With that done we finally fork() the test process. The test process firstly
resets signal handlers and sets its pid to be a process group leader so that we
can slaughter all children if needed. The test library proceeds with suspending
itself in waitpid() syscall and waits for the child to finish at this point.

The test process goes ahead and calls the test setup() function if present in
the tst\_test structure. It's important that we execute all test callbacks
after we have forked the process, that way we cannot crash the test library
process. The setup can also cause the test to exit prematurely by either direct
or indirect (SAFE\_MACROS()) call to tst\_brk().  In this case the
fork\_testrun() function exits, but the loops for test variants or filesystems
carries on.

All that is left to be done is to actually execute the tests, what happnes now
depends on the -i and -I command line parameters that can request that the
run() or run\_all() callbacks are executed N times or for N seconds. Again the
test can exit at any time by direct or indirect call to tst\_brk().

Once the test is finished all that is left for the test process is the test
cleanup(). So if a there is a cleanup() callback in the tst\_test structure
it's executed. The cleanup() callback runs in a special context where the
tst\_brk(TBROK, ...) calls are converted into tst\_res(TWARN, ...) calls. This
is because we found out that carrying on with partially broken cleanup is
usually better option than exiting it in the middle.

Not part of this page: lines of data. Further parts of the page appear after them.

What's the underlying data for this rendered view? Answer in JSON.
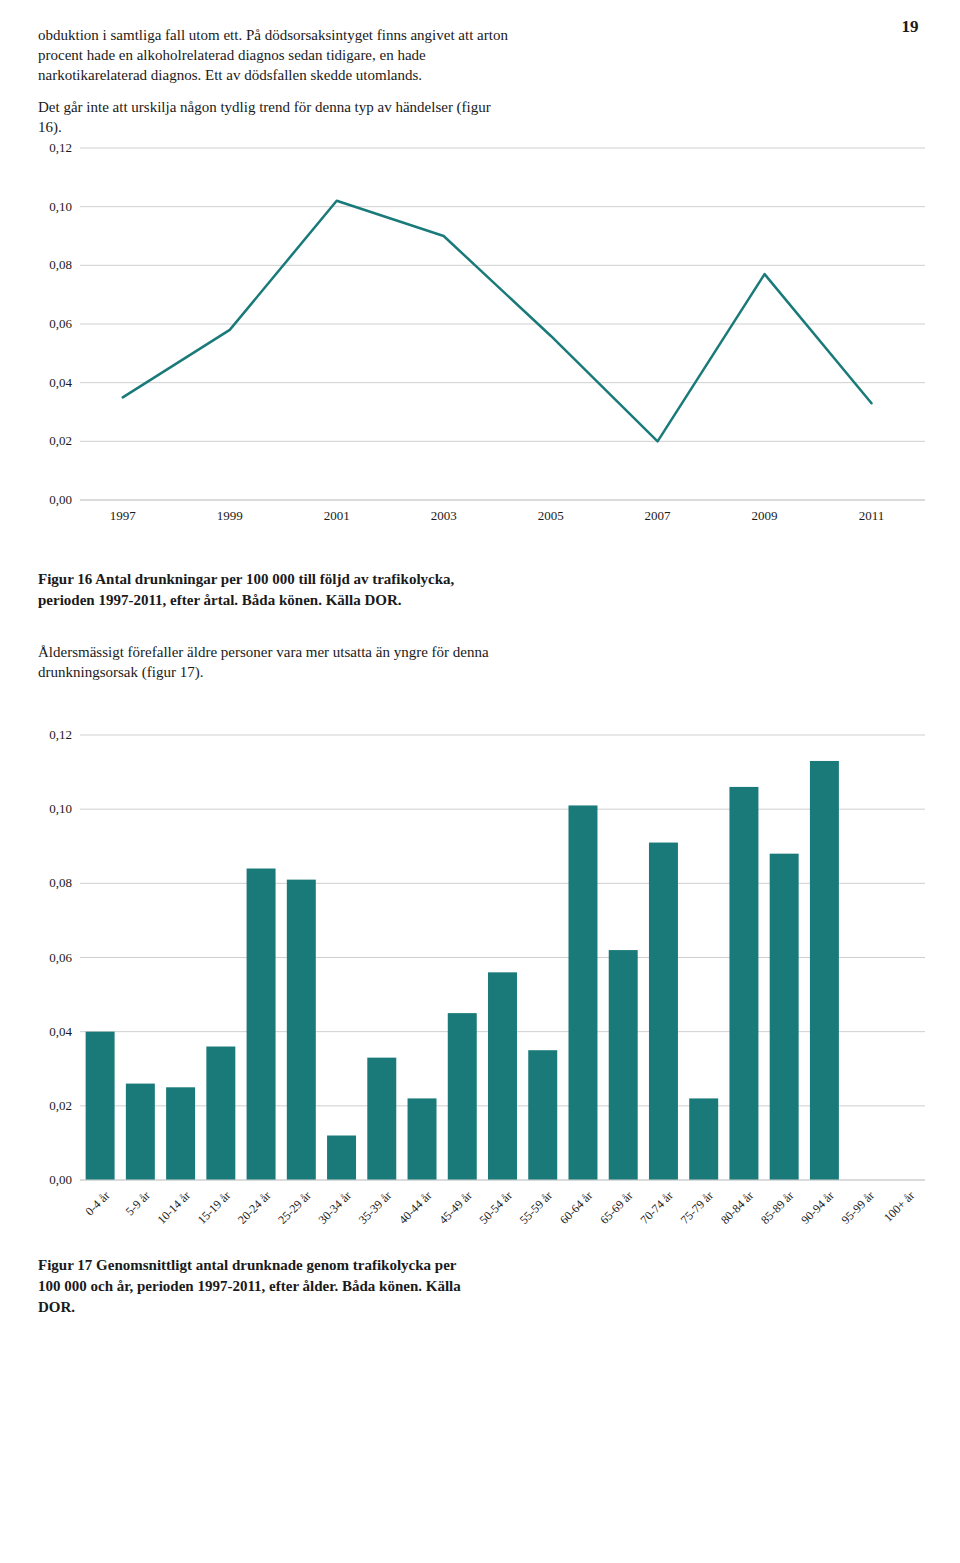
{
  "page_number": "19",
  "text_blocks": [
    [
      "obduktion i samtliga fall utom ett. På dödsorsaksintyget finns angivet att arton",
      "procent hade en alkoholrelaterad diagnos sedan tidigare, en hade",
      "narkotikarelaterad diagnos. Ett av dödsfallen skedde utomlands."
    ],
    [
      "Det går inte att urskilja någon tydlig trend för denna typ av händelser (figur",
      "16)."
    ],
    [
      "Åldersmässigt förefaller äldre personer vara mer utsatta än yngre för denna",
      "drunkningsorsak (figur 17)."
    ]
  ],
  "chart_data": [
    {
      "type": "line",
      "title": "Figur 16 Antal drunkningar per 100 000 till följd av trafikolycka,\nperioden 1997-2011, efter årtal. Båda könen. Källa DOR.",
      "x": [
        1997,
        1999,
        2001,
        2003,
        2005,
        2007,
        2009,
        2011
      ],
      "values": [
        0.035,
        0.058,
        0.102,
        0.09,
        0.056,
        0.02,
        0.077,
        0.033
      ],
      "color": "#1a7a7a",
      "xlim": [
        1996.2,
        2012.0
      ],
      "xticks": [
        1997,
        1999,
        2001,
        2003,
        2005,
        2007,
        2009,
        2011
      ],
      "ylim": [
        0.0,
        0.12
      ],
      "yticks": [
        {
          "value": 0.0,
          "label": "0,00"
        },
        {
          "value": 0.02,
          "label": "0,02"
        },
        {
          "value": 0.04,
          "label": "0,04"
        },
        {
          "value": 0.06,
          "label": "0,06"
        },
        {
          "value": 0.08,
          "label": "0,08"
        },
        {
          "value": 0.1,
          "label": "0,10"
        },
        {
          "value": 0.12,
          "label": "0,12"
        }
      ],
      "grid": true
    },
    {
      "type": "bar",
      "title": "Figur 17 Genomsnittligt antal drunknade genom trafikolycka per\n100 000 och år, perioden 1997-2011, efter ålder. Båda könen. Källa\nDOR.",
      "categories": [
        "0-4 år",
        "5-9 år",
        "10-14 år",
        "15-19 år",
        "20-24 år",
        "25-29 år",
        "30-34 år",
        "35-39 år",
        "40-44 år",
        "45-49 år",
        "50-54 år",
        "55-59 år",
        "60-64 år",
        "65-69 år",
        "70-74 år",
        "75-79 år",
        "80-84 år",
        "85-89 år",
        "90-94 år",
        "95-99 år",
        "100+ år"
      ],
      "values": [
        0.04,
        0.026,
        0.025,
        0.036,
        0.084,
        0.081,
        0.012,
        0.033,
        0.022,
        0.045,
        0.056,
        0.035,
        0.101,
        0.062,
        0.091,
        0.022,
        0.106,
        0.088,
        0.113,
        0.0,
        0.0
      ],
      "color": "#1a7a7a",
      "ylim": [
        0.0,
        0.12
      ],
      "yticks": [
        {
          "value": 0.0,
          "label": "0,00"
        },
        {
          "value": 0.02,
          "label": "0,02"
        },
        {
          "value": 0.04,
          "label": "0,04"
        },
        {
          "value": 0.06,
          "label": "0,06"
        },
        {
          "value": 0.08,
          "label": "0,08"
        },
        {
          "value": 0.1,
          "label": "0,10"
        },
        {
          "value": 0.12,
          "label": "0,12"
        }
      ],
      "grid": true
    }
  ]
}
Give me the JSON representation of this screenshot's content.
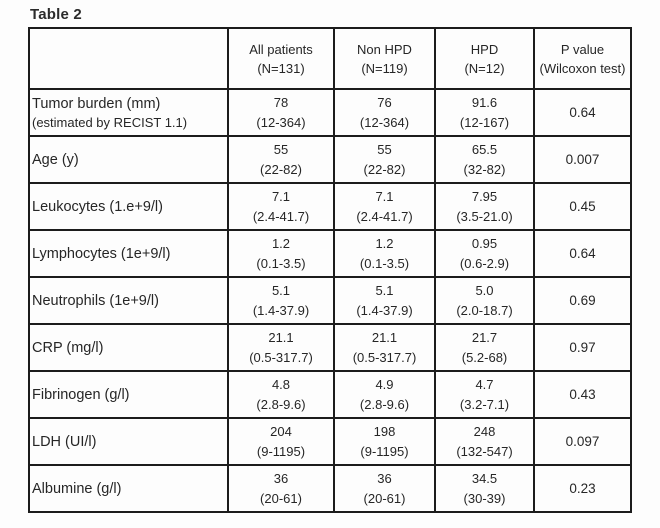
{
  "page": {
    "title": "Table 2"
  },
  "table": {
    "header": {
      "columns": [
        {
          "line1": "All  patients",
          "line2": "(N=131)"
        },
        {
          "line1": "Non HPD",
          "line2": "(N=119)"
        },
        {
          "line1": "HPD",
          "line2": "(N=12)"
        },
        {
          "line1": "P value",
          "line2": "(Wilcoxon test)"
        }
      ]
    },
    "rows": [
      {
        "label": "Tumor burden (mm)",
        "sublabel": "(estimated by RECIST 1.1)",
        "cells": [
          {
            "median": "78",
            "range": "(12-364)"
          },
          {
            "median": "76",
            "range": "(12-364)"
          },
          {
            "median": "91.6",
            "range": "(12-167)"
          }
        ],
        "p_value": "0.64"
      },
      {
        "label": "Age (y)",
        "cells": [
          {
            "median": "55",
            "range": "(22-82)"
          },
          {
            "median": "55",
            "range": "(22-82)"
          },
          {
            "median": "65.5",
            "range": "(32-82)"
          }
        ],
        "p_value": "0.007"
      },
      {
        "label": "Leukocytes (1.e+9/l)",
        "cells": [
          {
            "median": "7.1",
            "range": "(2.4-41.7)"
          },
          {
            "median": "7.1",
            "range": "(2.4-41.7)"
          },
          {
            "median": "7.95",
            "range": "(3.5-21.0)"
          }
        ],
        "p_value": "0.45"
      },
      {
        "label": "Lymphocytes (1e+9/l)",
        "cells": [
          {
            "median": "1.2",
            "range": "(0.1-3.5)"
          },
          {
            "median": "1.2",
            "range": "(0.1-3.5)"
          },
          {
            "median": "0.95",
            "range": "(0.6-2.9)"
          }
        ],
        "p_value": "0.64"
      },
      {
        "label": "Neutrophils (1e+9/l)",
        "cells": [
          {
            "median": "5.1",
            "range": "(1.4-37.9)"
          },
          {
            "median": "5.1",
            "range": "(1.4-37.9)"
          },
          {
            "median": "5.0",
            "range": "(2.0-18.7)"
          }
        ],
        "p_value": "0.69"
      },
      {
        "label": "CRP (mg/l)",
        "cells": [
          {
            "median": "21.1",
            "range": "(0.5-317.7)"
          },
          {
            "median": "21.1",
            "range": "(0.5-317.7)"
          },
          {
            "median": "21.7",
            "range": "(5.2-68)"
          }
        ],
        "p_value": "0.97"
      },
      {
        "label": "Fibrinogen (g/l)",
        "cells": [
          {
            "median": "4.8",
            "range": "(2.8-9.6)"
          },
          {
            "median": "4.9",
            "range": "(2.8-9.6)"
          },
          {
            "median": "4.7",
            "range": "(3.2-7.1)"
          }
        ],
        "p_value": "0.43"
      },
      {
        "label": "LDH (UI/l)",
        "cells": [
          {
            "median": "204",
            "range": "(9-1195)"
          },
          {
            "median": "198",
            "range": "(9-1195)"
          },
          {
            "median": "248",
            "range": "(132-547)"
          }
        ],
        "p_value": "0.097"
      },
      {
        "label": "Albumine (g/l)",
        "cells": [
          {
            "median": "36",
            "range": "(20-61)"
          },
          {
            "median": "36",
            "range": "(20-61)"
          },
          {
            "median": "34.5",
            "range": "(30-39)"
          }
        ],
        "p_value": "0.23"
      }
    ]
  }
}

The test cleanup() is also called by the tst\_brk() handler in order to cleanup
before exiting the test process, hence it must be able to cope even with
partial test setup. Usually it suffices to make sure to clean up only
resources that already have been set up and to do that in an inverse order that
we did in setup().

Once the test process exits or leaves the run() or run\_all() function the test
library wakes up from the waitpid() call, and checks if the test process
exitted normally.

Once the testrun is finished the test library does a cleanup() as well to clean
up resources set up in the test library setup(), reports test results and
finally exits the process.

### Test library and fork()-ing

Things are a bit more complicated when fork()-ing is involved, however the test
results are stored in a page of a shared memory and incremented by atomic
operations, hence the results are stored right after the test reporting
function returns from the test library and the access is, by definition,
race-free as well.

On the other hand the test library, apart from sending a SIGKILL to the whole
process group on timeout, does not track grandchildren.

This especially means that:

- The test exits once the main test process exits.

- While the test results are, by the design, propagated to the test library
  we may still miss a child that gets killed by a signal or exits unexpectedly.

The test writer should, because of this, take care for reaping these proceses
properly, in most cases this could be simply done by calling
tst\_reap\_children() to collect and dissect deceased.

Also note that tst\_brk() does exit only the current process, so if a child
process calls tst\_brk() the counters are incremented and only the process
exits.

### Test library and exec()

The piece of mapped memory to store the results to is not preserved over
exec(2), hence to use the test library from a binary started by an exec() it
has to be remaped. In this case the process must to call tst\_reinit() before
calling any other library functions. In order to make this happen the program
environment carries LTP\_IPC\_PATH variable with a path to the backing file on
tmpfs. This also allows us to use the test library from shell testcases.

### Test library and process synchronization

The piece of mapped memory is also used as a base for a futex-based
synchronization primitives called checkpoints. And as said previously the
memory can be mapped to any process by calling the tst\_reinit() function. As a
matter of a fact there is even a tst\_checkpoint binary that allows us to use
the checkpoints from shell code as well.